Especialistas elegem projetos que precisam ser aprovados pelo Congresso para melhorar políticas públicas de saúde

Reunidos em um seminário aqui em Brasília, profissionais de diversas áreas discutiram como melhorar as políticas públicas na área de saúde. Isso inclui lutar por regulação e contra restrições no Orçamento para o setor. Os especialistas elegeram uma lista de projetos que precisam ser aprovados por deputados e senadores.

Em relação ao tabagismo, por exemplo, uma proposta do deputado Darcisio Perondi, do MDB do Rio Grande do Sul (PL 1744/15), institui a padronização das embalagens de cigarros, para que a exposição do produto nos pontos de venda não funcione como propaganda para os consumidores. Outro projeto, do deputado Alessandro Molon, do PSB do Rio de Janeiro (PLP 4/15), propõe que parte dos recursos da Cide, contribuição que recai sobre a fabricação ou a importação de tabaco, seja usada no tratamento dos males decorrentes do fumo. A psicóloga Sabrina Presman, da Aliança de Controle de Prevenção de Saúde (ACT), lembra que esses problemas são crônicos, o que se reflete nas despesas do Sistema Único de Saúde com os pacientes fumantes.

"Não é uma doença pontual, aguda, que você vai e trata e tem a cura. Quando você pensa em enfisema pulmonar, problemas cardíacos ou câncer são tratamentos a médio e longo prazo e que têm todos os custos envolvidos, né, tanto com a questão de saúde e até com as aposentadorias precoces. Economicamente, o custo das doenças tabacorelacionadas, eles têm um impacto enorme na nossa sociedade".

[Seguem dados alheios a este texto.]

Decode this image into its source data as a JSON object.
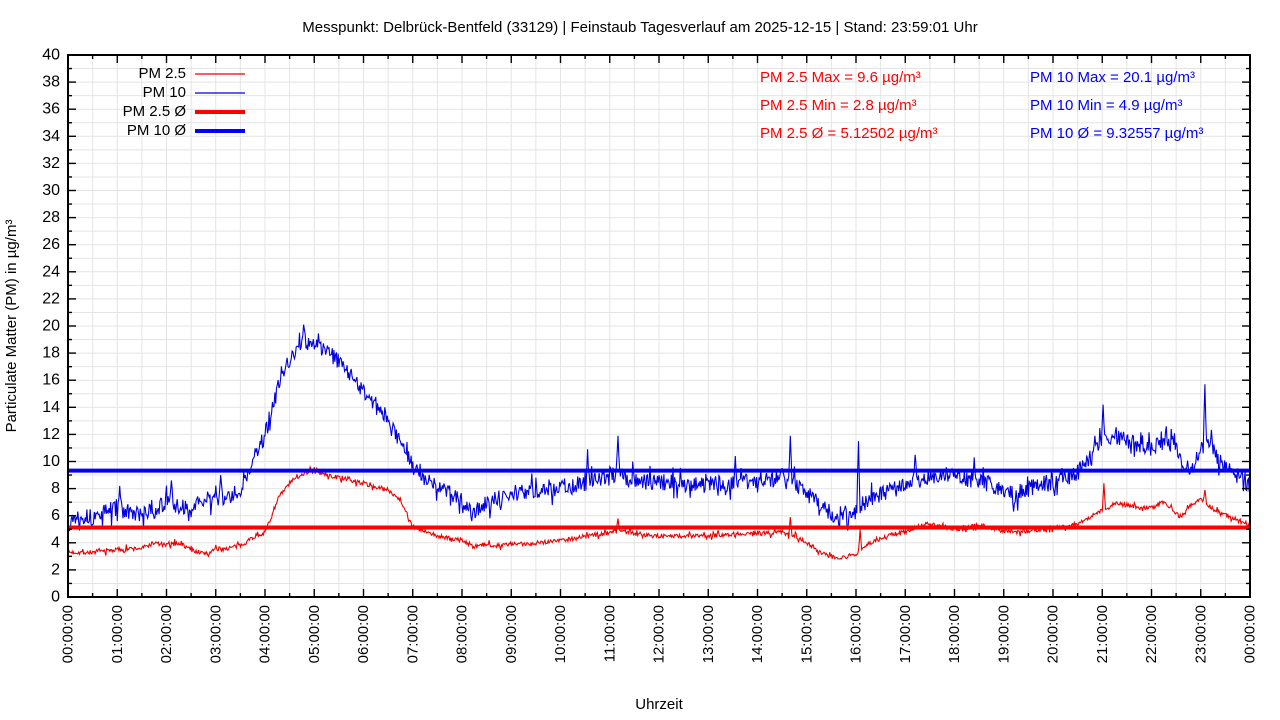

Na área de alimentação saudável, as propostas têm como alvo o alto consumo de refrigerantes e sucos industrializados, relacionado ao aumento do índice de obesidade infanto-juvenil. E novamente os impostos são a arma: um dos projetos, de autoria do deputado Paulo Teixeira, do PT de São Paulo, quer aumentar a alíquota do IPI, Imposto sobre Produtos Industrializados (PL 8541/17). Outra proposição, do deputado Fabio Ramalho, do MDB de Minas Gerais, proíbe a venda de refrigerantes em escolas de ensino básico. (PL 1755/2007). Para a nutricionista Ana Maria Maya, que também participa desta rede organizada da sociedade civil, essa medida passa pela responsabilidade social da escola.

"A gente considera que o ambiente escolar ele é um ambiente que deve promover saúde e tem que ser um ambiente que proteger a criança e o adolescente. Já existem leis no Brasil inteiro, leis municipais e estaduais, que prevêem essa proibição da venda deste produto nas escolas e a gente considera que ter uma lei nacional seria um avanço extraordinário para o Brasil"

Outro projeto considerado prioritário tem origem na Comissão de Legislação Participativa da Câmara e institui a Política Nacional de Redução de Agrotóxicos (PL 6670/16). Ele prevê a criação de zonas de uso restrito e zonas livres de agrotóxicos, além de uma conversão dos sistemas de produção agrícola para modos sustentáveis, como a produção orgânica e a de base agroecológica, que não dependem dos defensivos químicos.